The Musicality of Words Pt 4

Dean DiLuzio, Staff Writer

In this creative non-fiction series, staff writer Dean DiLuzio takes you on his journey to Florida, where a chance meeting turned an otherwise ordinary night into a symphony of music and friendship.

He was smoking a cigarette, and he wasn’t fusing his lips to some metal contraption of nicotine emission. He was smoking an actual cigarette. The ones bad for your health. So I asked him for one, and then we started talking.

A month later I had found my words musically, but I had not found the sounds. I could sing karaoke, I could sing the songs of others. Him and I would have fun doing this. He did his own thing often, hell he even makes a living doing it to this day with record deals, and frequent bookings at independent scene type venues up North these days.

What impressed me the most was the wide array of instruments he had, the creativity. His car was packed with every instrument, ranging from keyboard to tambourine. I couldn’t name you most of the things in that car, again I’m just a karaoke enthusiast not a musician.

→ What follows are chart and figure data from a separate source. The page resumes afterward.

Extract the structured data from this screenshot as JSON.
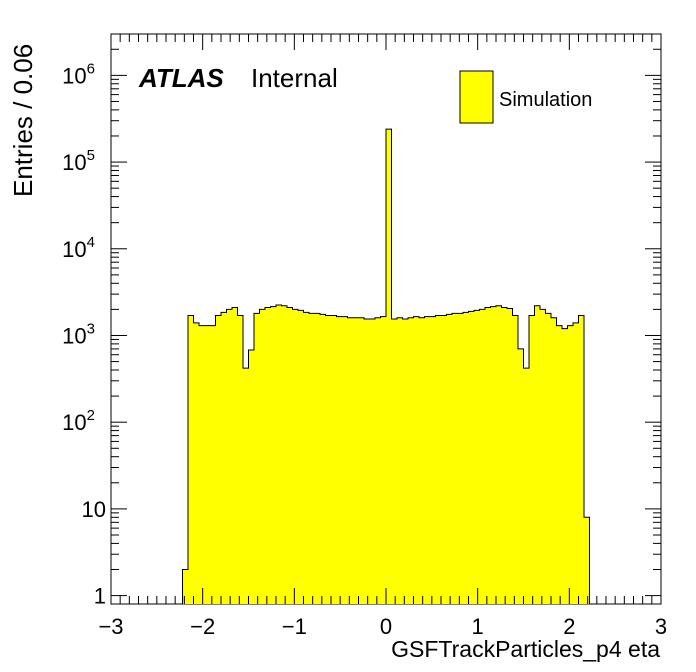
{
  "chart_data": {
    "type": "bar",
    "xlabel": "GSFTrackParticles_p4 eta",
    "ylabel": "Entries / 0.06",
    "xlim": [
      -3,
      3
    ],
    "ylim": [
      0.8,
      3000000
    ],
    "y_scale": "log",
    "x_ticks": [
      -3,
      -2,
      -1,
      0,
      1,
      2,
      3
    ],
    "x_tick_labels": [
      "−3",
      "−2",
      "−1",
      "0",
      "1",
      "2",
      "3"
    ],
    "y_ticks": [
      {
        "value": 1,
        "base": "1",
        "exp": ""
      },
      {
        "value": 10,
        "base": "10",
        "exp": ""
      },
      {
        "value": 100,
        "base": "10",
        "exp": "2"
      },
      {
        "value": 1000,
        "base": "10",
        "exp": "3"
      },
      {
        "value": 10000,
        "base": "10",
        "exp": "4"
      },
      {
        "value": 100000,
        "base": "10",
        "exp": "5"
      },
      {
        "value": 1000000,
        "base": "10",
        "exp": "6"
      }
    ],
    "atlas_label": "ATLAS",
    "atlas_status": "Internal",
    "legend": {
      "placement": "top-right",
      "entries": [
        {
          "name": "Simulation",
          "color": "#ffff00"
        }
      ]
    },
    "fill_color": "#ffff00",
    "line_color": "#000000",
    "bin_width": 0.06,
    "bins": [
      {
        "x0": -2.22,
        "x1": -2.16,
        "y": 2
      },
      {
        "x0": -2.16,
        "x1": -2.1,
        "y": 1700
      },
      {
        "x0": -2.1,
        "x1": -2.04,
        "y": 1400
      },
      {
        "x0": -2.04,
        "x1": -1.98,
        "y": 1300
      },
      {
        "x0": -1.98,
        "x1": -1.92,
        "y": 1300
      },
      {
        "x0": -1.92,
        "x1": -1.86,
        "y": 1300
      },
      {
        "x0": -1.86,
        "x1": -1.8,
        "y": 1700
      },
      {
        "x0": -1.8,
        "x1": -1.74,
        "y": 1850
      },
      {
        "x0": -1.74,
        "x1": -1.68,
        "y": 2000
      },
      {
        "x0": -1.68,
        "x1": -1.62,
        "y": 2100
      },
      {
        "x0": -1.62,
        "x1": -1.56,
        "y": 1700
      },
      {
        "x0": -1.56,
        "x1": -1.5,
        "y": 420
      },
      {
        "x0": -1.5,
        "x1": -1.44,
        "y": 680
      },
      {
        "x0": -1.44,
        "x1": -1.38,
        "y": 1800
      },
      {
        "x0": -1.38,
        "x1": -1.32,
        "y": 2000
      },
      {
        "x0": -1.32,
        "x1": -1.26,
        "y": 2100
      },
      {
        "x0": -1.26,
        "x1": -1.2,
        "y": 2150
      },
      {
        "x0": -1.2,
        "x1": -1.14,
        "y": 2250
      },
      {
        "x0": -1.14,
        "x1": -1.08,
        "y": 2200
      },
      {
        "x0": -1.08,
        "x1": -1.02,
        "y": 2100
      },
      {
        "x0": -1.02,
        "x1": -0.96,
        "y": 2000
      },
      {
        "x0": -0.96,
        "x1": -0.9,
        "y": 1950
      },
      {
        "x0": -0.9,
        "x1": -0.84,
        "y": 1850
      },
      {
        "x0": -0.84,
        "x1": -0.78,
        "y": 1800
      },
      {
        "x0": -0.78,
        "x1": -0.72,
        "y": 1800
      },
      {
        "x0": -0.72,
        "x1": -0.66,
        "y": 1750
      },
      {
        "x0": -0.66,
        "x1": -0.6,
        "y": 1700
      },
      {
        "x0": -0.6,
        "x1": -0.54,
        "y": 1700
      },
      {
        "x0": -0.54,
        "x1": -0.48,
        "y": 1650
      },
      {
        "x0": -0.48,
        "x1": -0.42,
        "y": 1650
      },
      {
        "x0": -0.42,
        "x1": -0.36,
        "y": 1600
      },
      {
        "x0": -0.36,
        "x1": -0.3,
        "y": 1600
      },
      {
        "x0": -0.3,
        "x1": -0.24,
        "y": 1600
      },
      {
        "x0": -0.24,
        "x1": -0.18,
        "y": 1550
      },
      {
        "x0": -0.18,
        "x1": -0.12,
        "y": 1550
      },
      {
        "x0": -0.12,
        "x1": -0.06,
        "y": 1600
      },
      {
        "x0": -0.06,
        "x1": 0.0,
        "y": 1650
      },
      {
        "x0": 0.0,
        "x1": 0.06,
        "y": 240000
      },
      {
        "x0": 0.06,
        "x1": 0.12,
        "y": 1550
      },
      {
        "x0": 0.12,
        "x1": 0.18,
        "y": 1600
      },
      {
        "x0": 0.18,
        "x1": 0.24,
        "y": 1550
      },
      {
        "x0": 0.24,
        "x1": 0.3,
        "y": 1600
      },
      {
        "x0": 0.3,
        "x1": 0.36,
        "y": 1650
      },
      {
        "x0": 0.36,
        "x1": 0.42,
        "y": 1600
      },
      {
        "x0": 0.42,
        "x1": 0.48,
        "y": 1650
      },
      {
        "x0": 0.48,
        "x1": 0.54,
        "y": 1650
      },
      {
        "x0": 0.54,
        "x1": 0.6,
        "y": 1700
      },
      {
        "x0": 0.6,
        "x1": 0.66,
        "y": 1700
      },
      {
        "x0": 0.66,
        "x1": 0.72,
        "y": 1750
      },
      {
        "x0": 0.72,
        "x1": 0.78,
        "y": 1800
      },
      {
        "x0": 0.78,
        "x1": 0.84,
        "y": 1800
      },
      {
        "x0": 0.84,
        "x1": 0.9,
        "y": 1850
      },
      {
        "x0": 0.9,
        "x1": 0.96,
        "y": 1900
      },
      {
        "x0": 0.96,
        "x1": 1.02,
        "y": 1950
      },
      {
        "x0": 1.02,
        "x1": 1.08,
        "y": 2000
      },
      {
        "x0": 1.08,
        "x1": 1.14,
        "y": 2100
      },
      {
        "x0": 1.14,
        "x1": 1.2,
        "y": 2150
      },
      {
        "x0": 1.2,
        "x1": 1.26,
        "y": 2200
      },
      {
        "x0": 1.26,
        "x1": 1.32,
        "y": 2100
      },
      {
        "x0": 1.32,
        "x1": 1.38,
        "y": 2050
      },
      {
        "x0": 1.38,
        "x1": 1.44,
        "y": 1700
      },
      {
        "x0": 1.44,
        "x1": 1.5,
        "y": 700
      },
      {
        "x0": 1.5,
        "x1": 1.56,
        "y": 420
      },
      {
        "x0": 1.56,
        "x1": 1.62,
        "y": 1700
      },
      {
        "x0": 1.62,
        "x1": 1.68,
        "y": 2200
      },
      {
        "x0": 1.68,
        "x1": 1.74,
        "y": 2000
      },
      {
        "x0": 1.74,
        "x1": 1.8,
        "y": 1800
      },
      {
        "x0": 1.8,
        "x1": 1.86,
        "y": 1600
      },
      {
        "x0": 1.86,
        "x1": 1.92,
        "y": 1300
      },
      {
        "x0": 1.92,
        "x1": 1.98,
        "y": 1200
      },
      {
        "x0": 1.98,
        "x1": 2.04,
        "y": 1300
      },
      {
        "x0": 2.04,
        "x1": 2.1,
        "y": 1400
      },
      {
        "x0": 2.1,
        "x1": 2.16,
        "y": 1700
      },
      {
        "x0": 2.16,
        "x1": 2.22,
        "y": 8
      }
    ]
  }
}
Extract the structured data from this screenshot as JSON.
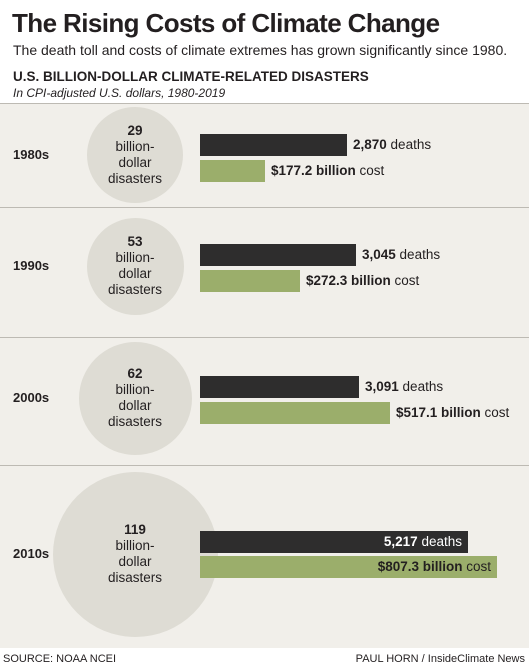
{
  "title": "The Rising Costs of Climate Change",
  "subtitle": "The death toll and costs of climate extremes has grown significantly since 1980.",
  "heading": "U.S. BILLION-DOLLAR CLIMATE-RELATED DISASTERS",
  "note": "In CPI-adjusted U.S. dollars, 1980-2019",
  "colors": {
    "deaths": "#2e2d2d",
    "cost": "#9bae6b",
    "panel": "#f1efea",
    "circle": "#dedcd4"
  },
  "chart_data": {
    "type": "bar",
    "categories": [
      "1980s",
      "1990s",
      "2000s",
      "2010s"
    ],
    "disaster_counts": [
      29,
      53,
      62,
      119
    ],
    "disaster_label": "billion-dollar disasters",
    "series": [
      {
        "name": "deaths",
        "values": [
          2870,
          3045,
          3091,
          5217
        ]
      },
      {
        "name": "cost",
        "values": [
          177.2,
          272.3,
          517.1,
          807.3
        ]
      }
    ],
    "rows": [
      {
        "decade": "1980s",
        "disasters": "29",
        "line1": "billion-",
        "line2": "dollar",
        "line3": "disasters",
        "deaths": 2870,
        "deaths_text": "2,870",
        "deaths_unit": " deaths",
        "cost": 177.2,
        "cost_text": "$177.2 billion",
        "cost_unit": " cost"
      },
      {
        "decade": "1990s",
        "disasters": "53",
        "line1": "billion-",
        "line2": "dollar",
        "line3": "disasters",
        "deaths": 3045,
        "deaths_text": "3,045",
        "deaths_unit": " deaths",
        "cost": 272.3,
        "cost_text": "$272.3 billion",
        "cost_unit": " cost"
      },
      {
        "decade": "2000s",
        "disasters": "62",
        "line1": "billion-",
        "line2": "dollar",
        "line3": "disasters",
        "deaths": 3091,
        "deaths_text": "3,091",
        "deaths_unit": " deaths",
        "cost": 517.1,
        "cost_text": "$517.1 billion",
        "cost_unit": " cost"
      },
      {
        "decade": "2010s",
        "disasters": "119",
        "line1": "billion-",
        "line2": "dollar",
        "line3": "disasters",
        "deaths": 5217,
        "deaths_text": "5,217",
        "deaths_unit": " deaths",
        "cost": 807.3,
        "cost_text": "$807.3 billion",
        "cost_unit": " cost"
      }
    ]
  },
  "footer": {
    "source": "SOURCE: NOAA NCEI",
    "credit": "PAUL HORN / InsideClimate News"
  }
}
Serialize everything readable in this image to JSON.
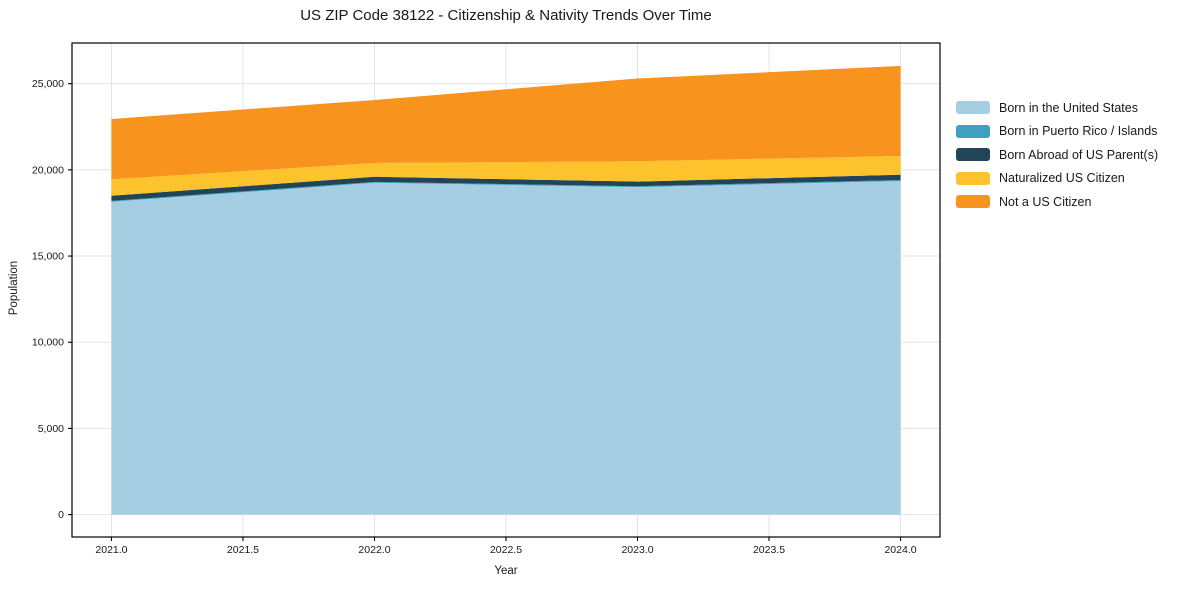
{
  "title": "US ZIP Code 38122 - Citizenship & Nativity Trends Over Time",
  "chart_data": {
    "type": "area",
    "stacked": true,
    "title": "US ZIP Code 38122 - Citizenship & Nativity Trends Over Time",
    "xlabel": "Year",
    "ylabel": "Population",
    "x": [
      2021,
      2022,
      2023,
      2024
    ],
    "series": [
      {
        "name": "Born in the United States",
        "color": "#a6cee3",
        "values": [
          18150,
          19250,
          19000,
          19350
        ]
      },
      {
        "name": "Born in Puerto Rico / Islands",
        "color": "#3fa0c2",
        "values": [
          50,
          50,
          50,
          60
        ]
      },
      {
        "name": "Born Abroad of US Parent(s)",
        "color": "#1f4557",
        "values": [
          300,
          300,
          270,
          310
        ]
      },
      {
        "name": "Naturalized US Citizen",
        "color": "#fcc32d",
        "values": [
          950,
          800,
          1180,
          1080
        ]
      },
      {
        "name": "Not a US Citizen",
        "color": "#f8941e",
        "values": [
          3500,
          3650,
          4800,
          5230
        ]
      }
    ],
    "x_ticks": [
      2021.0,
      2021.5,
      2022.0,
      2022.5,
      2023.0,
      2023.5,
      2024.0
    ],
    "x_tick_labels": [
      "2021.0",
      "2021.5",
      "2022.0",
      "2022.5",
      "2023.0",
      "2023.5",
      "2024.0"
    ],
    "y_ticks": [
      0,
      5000,
      10000,
      15000,
      20000,
      25000
    ],
    "y_tick_labels": [
      "0",
      "5,000",
      "10,000",
      "15,000",
      "20,000",
      "25,000"
    ],
    "xlim": [
      2020.85,
      2024.15
    ],
    "ylim": [
      -1300,
      27360
    ],
    "grid": true,
    "legend_position": "right",
    "colors": {
      "grid": "#e3e3e3",
      "spine": "#000000",
      "tick_label": "#15191c",
      "background": "#ffffff"
    }
  }
}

I was fortunate to know one, however.

Our friendship continued and developed, the karaoke was done just for shits and giggles because I would get bored sitting in the crowd doing nothing. There were a few times I got to meet the bands he was headlining with.

One night he told me, “It’s alright, you’re a writer, not a musician.” No one knew me any better. While I enjoyed semi decently singing Mrs. Robinson while he jammed out on his instruments at places with psychedelic carpet backdrops, I didn’t enjoy it as a means of expression. I only saw it as a way of having a little fun with one of my buddies. What I enjoyed more in our friendship was our talks. What I deeply enjoyed was the musicality to our exchange of words, the verbal symphony often was applauded with our own laughter.

For a good deal of time, I was on the borders of his world. He knew I wrote but I never went into further detail, remaining vague was key in evading having to open my words up to critique. I was always working on something, or there was always some little thing I didn’t want to jinx; or so the story went.